The site may have been a adolescent prank, but school officials were disturbed by the amount of personal information contained on the page, which could have been used to track down the described individuals.
The unknown publisher posted the full names and "ratings" of up to 150 girls who recently graduated, as well as marks for a handful of female and male teachers and one schoolboy. The virtual report card used a scale of one to ten to rate "looks" and "personality," which is usually done by students for yearbooks, for example. However, when a parent found the site's "comments" section, that really whipped up a stir.

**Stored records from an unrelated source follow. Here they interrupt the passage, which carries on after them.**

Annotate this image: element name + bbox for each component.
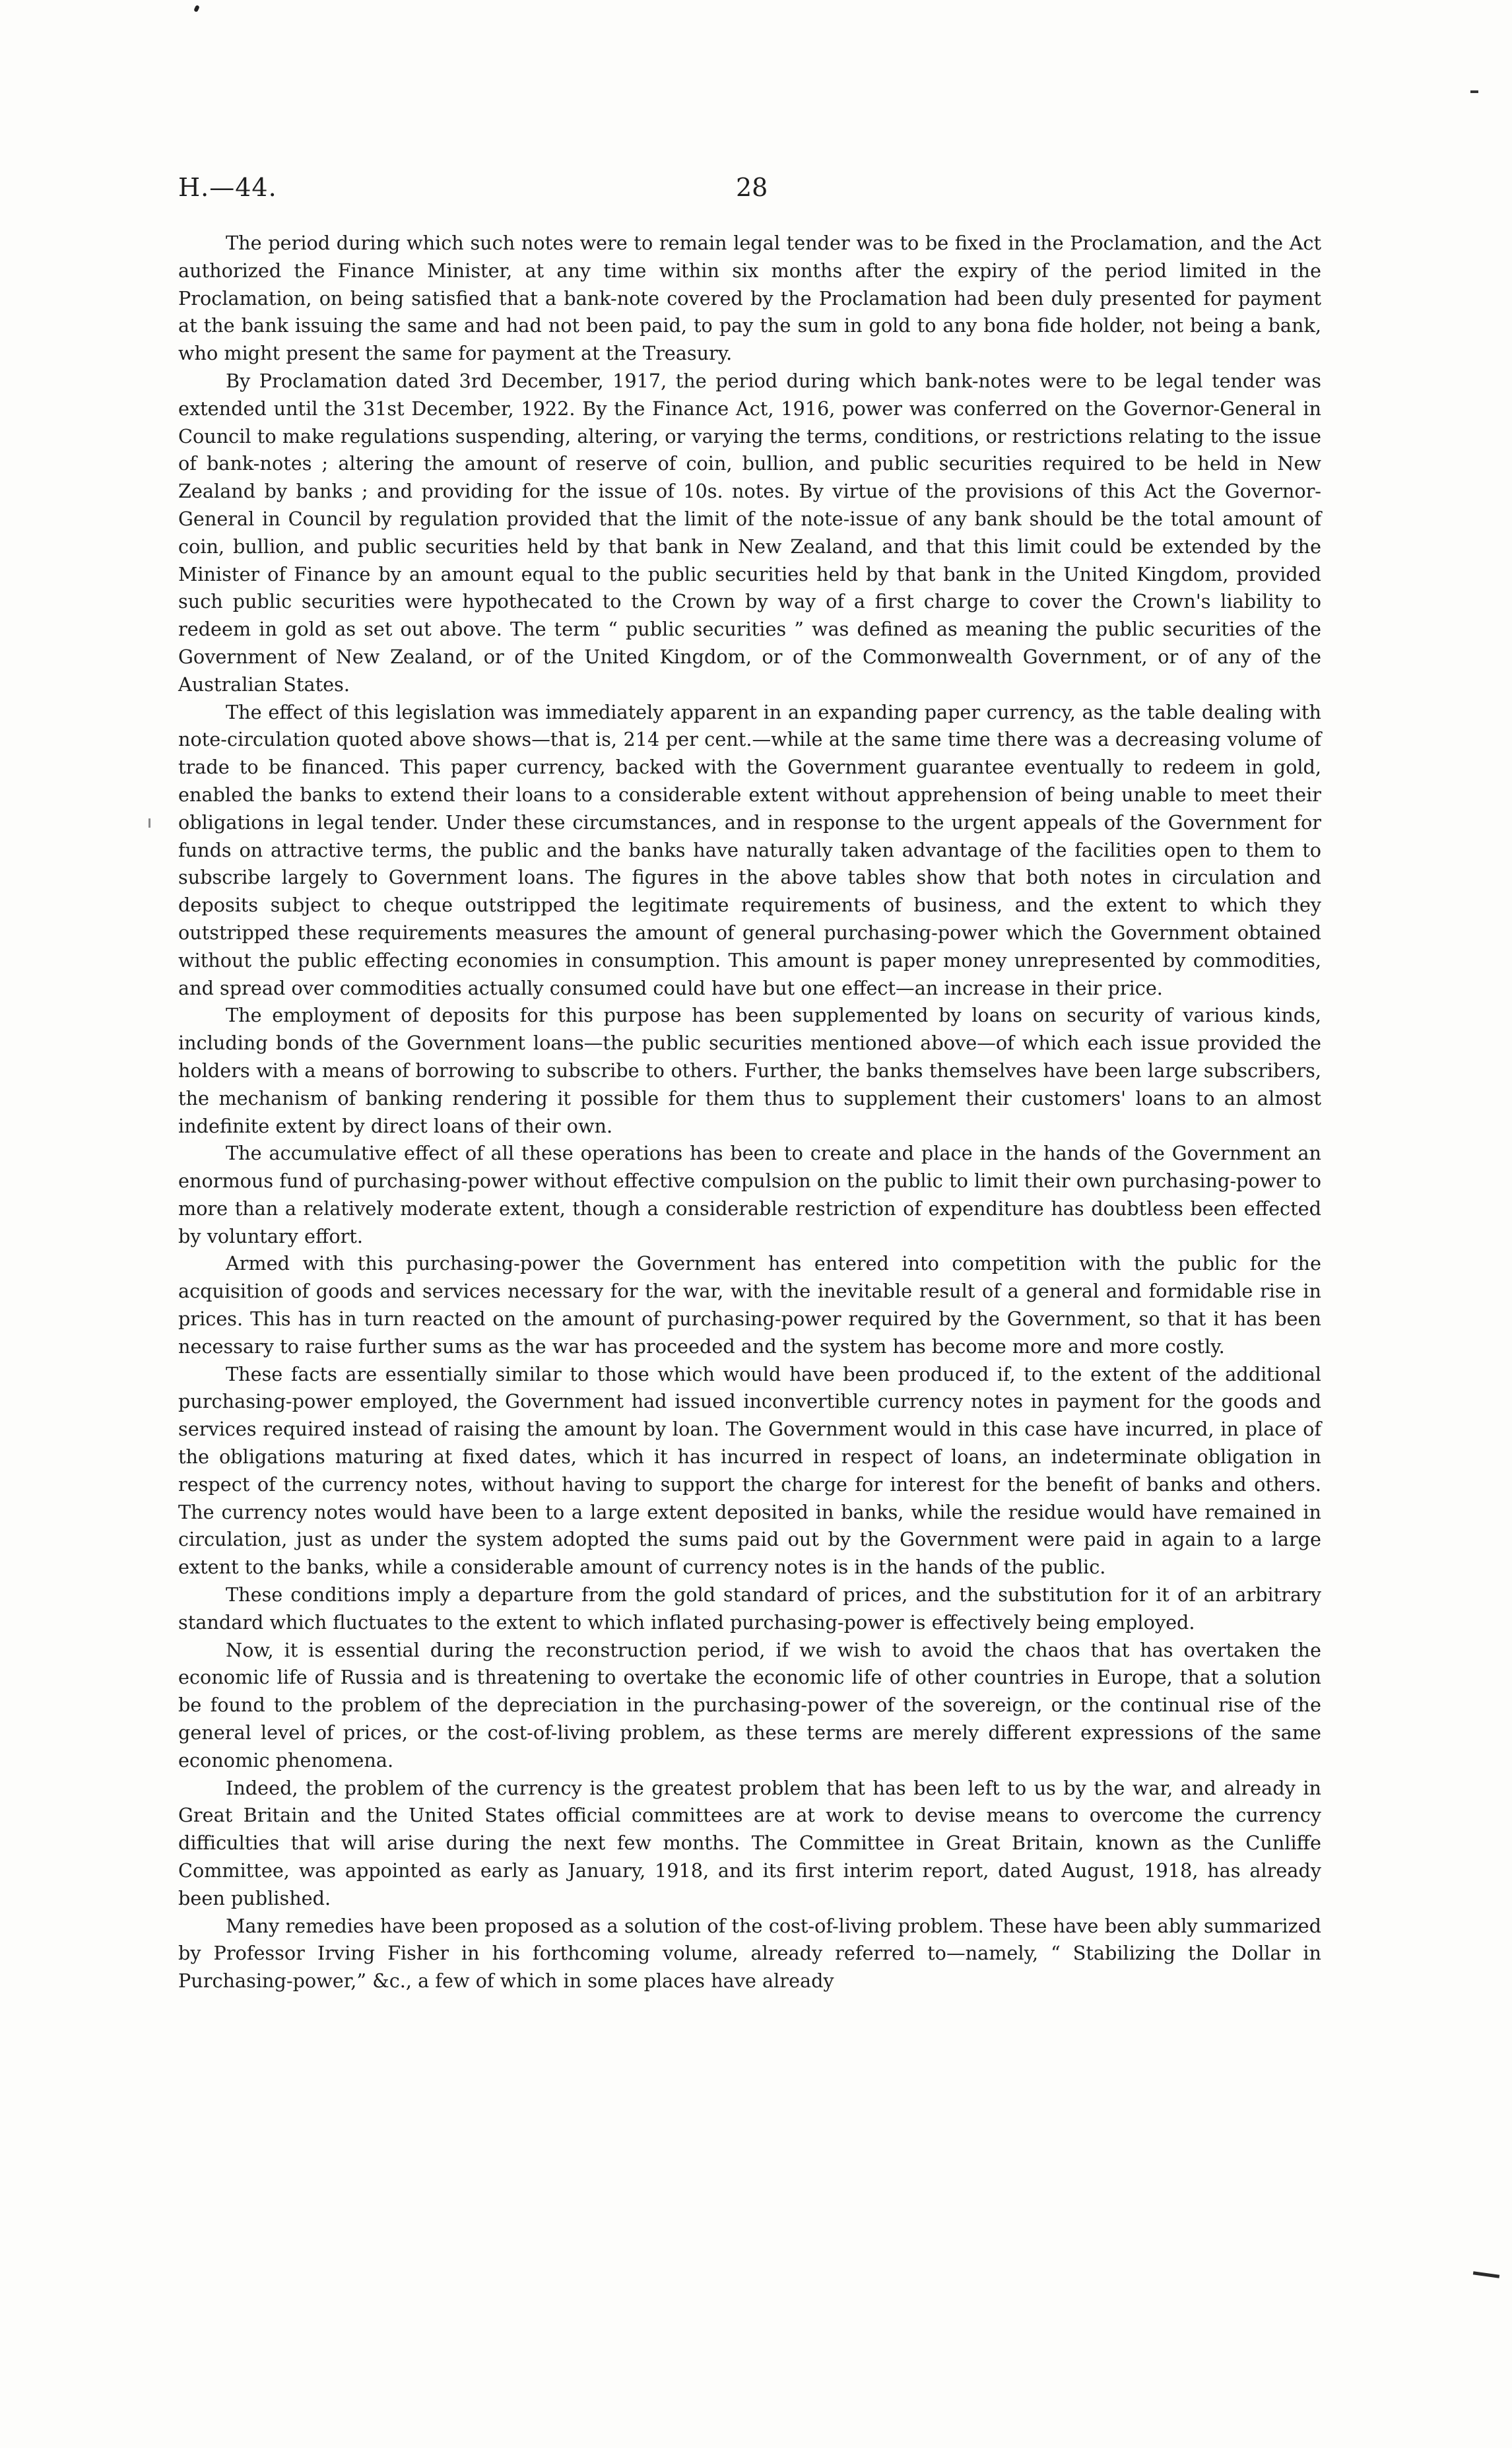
paragraph: The period during which such notes were to remain legal tender was to be fixed in the Proclamation, and the Act authorized the Finance Minister, at any time within six months after the expiry of the period limited in the Proclamation, on being satisfied that a bank-note covered by the Proclamation had been duly presented for payment at the bank issuing the same and had not been paid, to pay the sum in gold to any bona fide holder, not being a bank, who might present the same for payment at the Treasury. (178, 232, 1321, 365)
margin-mark-bottom (1473, 2271, 1499, 2278)
paragraph: Now, it is essential during the reconstruction period, if we wish to avoid the chaos that has overtaken the economic life of Russia and is threatening to overtake the economic life of other countries in Europe, that a solution be found to the problem of the depreciation in the purchasing-power of the sovereign, or the continual rise of the general level of prices, or the cost-of-living problem, as these terms are merely different expressions of the same economic phenomena. (178, 1638, 1321, 1771)
scan-speck (193, 5, 200, 13)
paragraph: The effect of this legislation was immediately apparent in an expanding paper currency, as the table dealing with note-circulation quoted above shows—that is, 214 per cent.—while at the same time there was a decreasing volume of trade to be financed. This paper currency, backed with the Government guarantee eventually to redeem in gold, enabled the banks to extend their loans to a considerable extent without apprehension of being unable to meet their obligations in legal tender. Under these circumstances, and in response to the urgent appeals of the Government for funds on attractive terms, the public and the banks have naturally taken advantage of the facilities open to them to subscribe largely to Government loans. The figures in the above tables show that both notes in circulation and deposits subject to cheque outstripped the legitimate requirements of business, and the extent to which they outstripped these requirements measures the amount of general purchasing-power which the Government obtained without the public effecting economies in consumption. This amount is paper money unrepresented by commodities, and spread over commodities actually consumed could have but one effect—an increase in their price. (178, 700, 1321, 999)
paragraph: These conditions imply a departure from the gold standard of prices, and the substitution for it of an arbitrary standard which fluctuates to the extent to which inflated purchasing-power is effectively being employed. (178, 1583, 1321, 1634)
paragraph: The accumulative effect of all these operations has been to create and place in the hands of the Government an enormous fund of purchasing-power without effective compulsion on the public to limit their own purchasing-power to more than a relatively moderate extent, though a considerable restriction of expenditure has doubtless been effected by voluntary effort. (178, 1142, 1321, 1247)
paragraph: By Proclamation dated 3rd December, 1917, the period during which bank-notes were to be legal tender was extended until the 31st December, 1922. By the Finance Act, 1916, power was conferred on the Governor-General in Council to make regulations suspending, altering, or varying the terms, conditions, or restrictions relating to the issue of bank-notes ; altering the amount of reserve of coin, bullion, and public securities required to be held in New Zealand by banks ; and providing for the issue of 10s. notes. By virtue of the provisions of this Act the Governor-General in Council by regulation provided that the limit of the note-issue of any bank should be the total amount of coin, bullion, and public securities held by that bank in New Zealand, and that this limit could be extended by the Minister of Finance by an amount equal to the public securities held by that bank in the United Kingdom, provided such public securities were hypothecated to the Crown by way of a first charge to cover the Crown's liability to redeem in gold as set out above. The term “ public securities ” was defined as meaning the public securities of the Government of New Zealand, or of the United Kingdom, or of the Commonwealth Government, or of any of the Australian States. (178, 369, 1321, 696)
margin-mark-left (148, 818, 150, 828)
margin-mark-top (1470, 90, 1478, 93)
page-number: 28 (736, 173, 768, 202)
paragraph: Indeed, the problem of the currency is the greatest problem that has been left to us by the war, and already in Great Britain and the United States official committees are at work to devise means to overcome the currency difficulties that will arise during the next few months. The Committee in Great Britain, known as the Cunliffe Committee, was appointed as early as January, 1918, and its first interim report, dated August, 1918, has already been published. (178, 1776, 1321, 1909)
document-reference: H.—44. (178, 173, 277, 202)
body-text (178, 230, 1321, 1995)
paragraph: The employment of deposits for this purpose has been supplemented by loans on security of various kinds, including bonds of the Government loans—the public securities mentioned above—of which each issue provided the holders with a means of borrowing to subscribe to others. Further, the banks themselves have been large subscribers, the mechanism of banking rendering it possible for them thus to supplement their customers' loans to an almost indefinite extent by direct loans of their own. (178, 1004, 1321, 1137)
paragraph: Armed with this purchasing-power the Government has entered into competition with the public for the acquisition of goods and services necessary for the war, with the inevitable result of a general and formidable rise in prices. This has in turn reacted on the amount of purchasing-power required by the Government, so that it has been necessary to raise further sums as the war has proceeded and the system has become more and more costly. (178, 1252, 1321, 1358)
paragraph: These facts are essentially similar to those which would have been produced if, to the extent of the additional purchasing-power employed, the Government had issued inconvertible currency notes in payment for the goods and services required instead of raising the amount by loan. The Government would in this case have incurred, in place of the obligations maturing at fixed dates, which it has incurred in respect of loans, an indeterminate obligation in respect of the currency notes, without having to support the charge for interest for the benefit of banks and others. The currency notes would have been to a large extent deposited in banks, while the residue would have remained in circulation, just as under the system adopted the sums paid out by the Government were paid in again to a large extent to the banks, while a considerable amount of currency notes is in the hands of the public. (178, 1362, 1321, 1579)
page-header (178, 173, 1327, 213)
paragraph: Many remedies have been proposed as a solution of the cost-of-living problem. These have been ably summarized by Professor Irving Fisher in his forthcoming volume, already referred to—namely, “ Stabilizing the Dollar in Purchasing-power,” &c., a few of which in some places have already (178, 1914, 1321, 1993)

The Palo Alto School District also found the comments--labeling people from "quiet" and "shy" to "ugly" and "big scary chick," along with sexually explicit references--offensive and asked GeoCities yesterday to take the site down.
The online community complied on grounds that the site violated a provision in its terms of service, which prohibit "blatant expressions of bigotry, racism, hatred, or profanity."
The personal home page also was pulled because it was incorrectly posted in an area about gaming. GeoCities hosts noncommercial Web pages for free within its 37 themed communities and takes down pages unrelated to an area's content.
Although the site was discovered and removed in one day, Palo Alto school officials can't ask the publisher of the lewd profiles to stay after school for detention.
"We don't know the identity of the person or persons who created that site," said Irv Rollins, assistant superintendent for student services for the Palo Alto district. "But the content of the site had very adolescent and young characteristics. I'd be surprised if it were an adult because the comments were very immature."
Although the Palo Alto Police Department told school officials that no laws were broken, if the publisher is ever identified the district could file sexual harassment charges under the state education code, Rollins added. In addition, the individuals mentioned on the site could possibly sue for libel.
For now, it seems the culprit will remain unnamed unless the rumor mill at the school comes up with something. GeoCities is mum about the mysterious "beauty" judge's identity.
"Our guidelines are very deliberate. No pornography or hate speech or illegal activity can be posted," GeoCities CEO and founder David Bohnett said today.
But, he added, "This was a first-time offense and this person may have not read our guidelines carefully. We strictly adhere to privacy standards for our members unless compelled to do so by a court order."